Property assessed clean energy (PACE) loans are made through a private financing program designed to give real estate owners a way to borrow money for clean, energy-efficient renewable energy home improvements (such as solar panels or upgraded insulation) and repay the loans on their property taxes.

However, failure to pay these taxes could subject a consumer to foreclosure on the property itself, since PACE financing becomes a first-priority lien against the consumer’s home.

“PACE financing was meant to help families make important home improvements, but the dishonesty of companies like Ygrne has left some homeowners at risk of losing their homes,” Bonta said. “Before signing a PACE contract, I urge all Californians to familiarize themselves with this program and take the time to understand what it is and, most importantly, what it isn’t.”

The FTC and California allege that Ygrene recruited and authorized home-improvement contractors, whom Ygrene did not adequately train or oversee, to sell its financing, leading to many consumers being deceived during the sales process and being unfairly subject to liens on their homes without their express, informed consent.

The court order being sought by the FTC and California would require the company to do the following:

• Stop deceiving consumers about the transferability of the PACE financing obligation to the new owner in the event of a sale, the impact of PACE financing on the sale or refinancing of a home, or whether a home will be used as collateral in PACE financing. Many mortgage lenders will not provide financing to buy a property, or approve refinancing, unless the PACE lien is paid off in full and removed.

• Create a program to closely monitor the actions of contractors who sell their financing products, to ensure they do not deceive consumers and do not forge consumers’ signatures on financial documents. The order would also require Ygrene to investigate and act on consumer complaints about its contractors.

• Ensure that proper consumer consent has been obtained by requiring Ygrene to obtain the consumer’s express, informed consent before causing the consumer’s property to be used as collateral to secure PACE financing.

According to the FTC’s release, Ygrene’s contractor sales practices have prevented consumers from meaningfully reviewing or consenting to key PACE disclosures. Contractors have also rushed consumers through the electronic signing of the financial agreement, which appears in small print and is often presented to the consumer on a mobile phone or tablet with a small screen that adds difficulty to navigating and understanding the agreement.

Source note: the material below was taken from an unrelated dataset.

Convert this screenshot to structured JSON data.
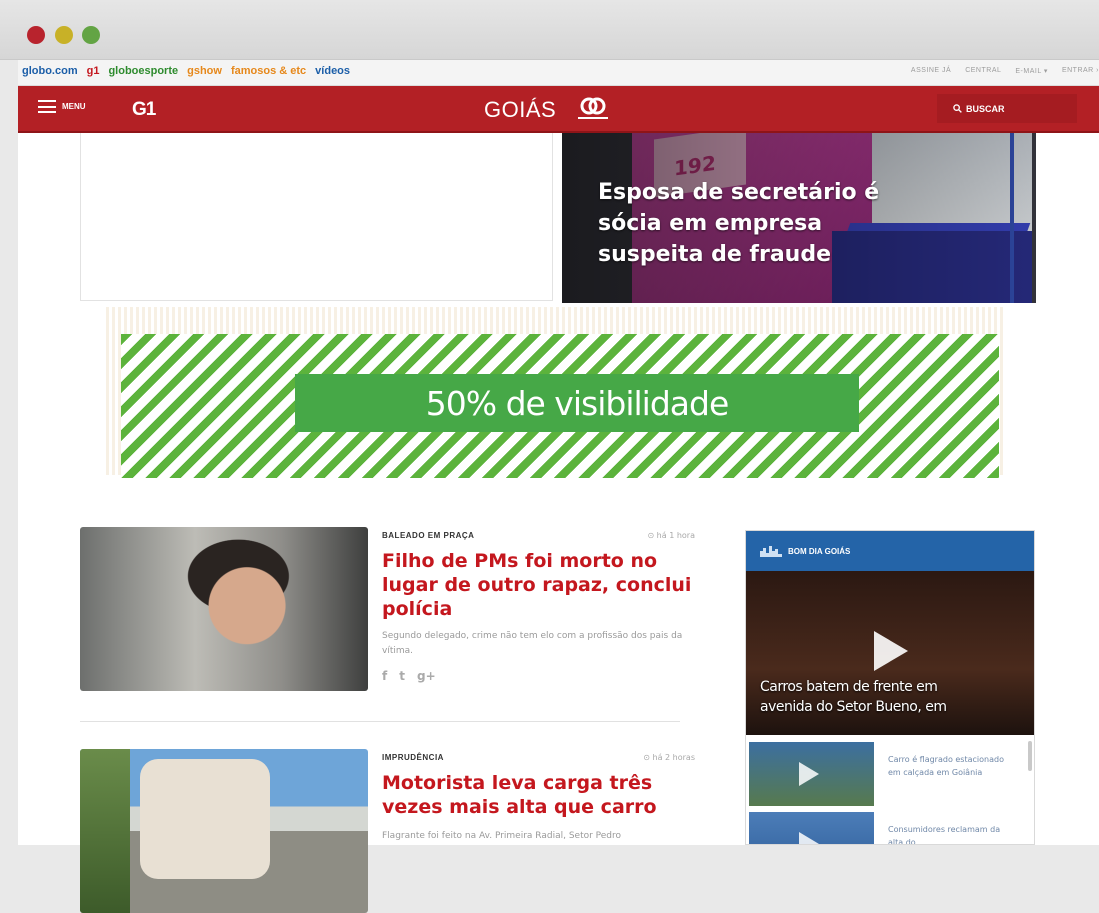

In other cases, the contractor forged the consumer’s signature by e-signing the contract without the consumer’s authorization, or the company failed to ensure it was speaking to the consumer or that the consumer has given clear consent to the lien.

Here are other provisions sought in the legal action:

• Conduct a lien-release process or provide refunds to consumers by requiring Ygrene to send a survey to consumers with outstanding liens to determine whether the consumer personally signed the financing documents or authorized them to be signed by someone else.

• Establish a $3 million fund that could be used to release the liens placed on consumers homes without their consent. If the cost of releasing liens is less than $3 million, the order would require Ygrene to provide the remaining funds to the FTC to be used to redress consumers harmed by practices alleged in the complaint.

In June, Ygrene announced that it was planning to downsize its workforce. At the beginning of October, several anonymous callers to the Business Journal claiming to be former employees said most (95%) if not all the company’s 300 staff members had been laid off.

The PACE concept first came to reality in 2007 in Berkeley and has been modified over the years by new state laws and federal guidance from the IRS and Department of Housing and Urban Development. But PACE financing is not a government subsidy, and loans must be repaid in full.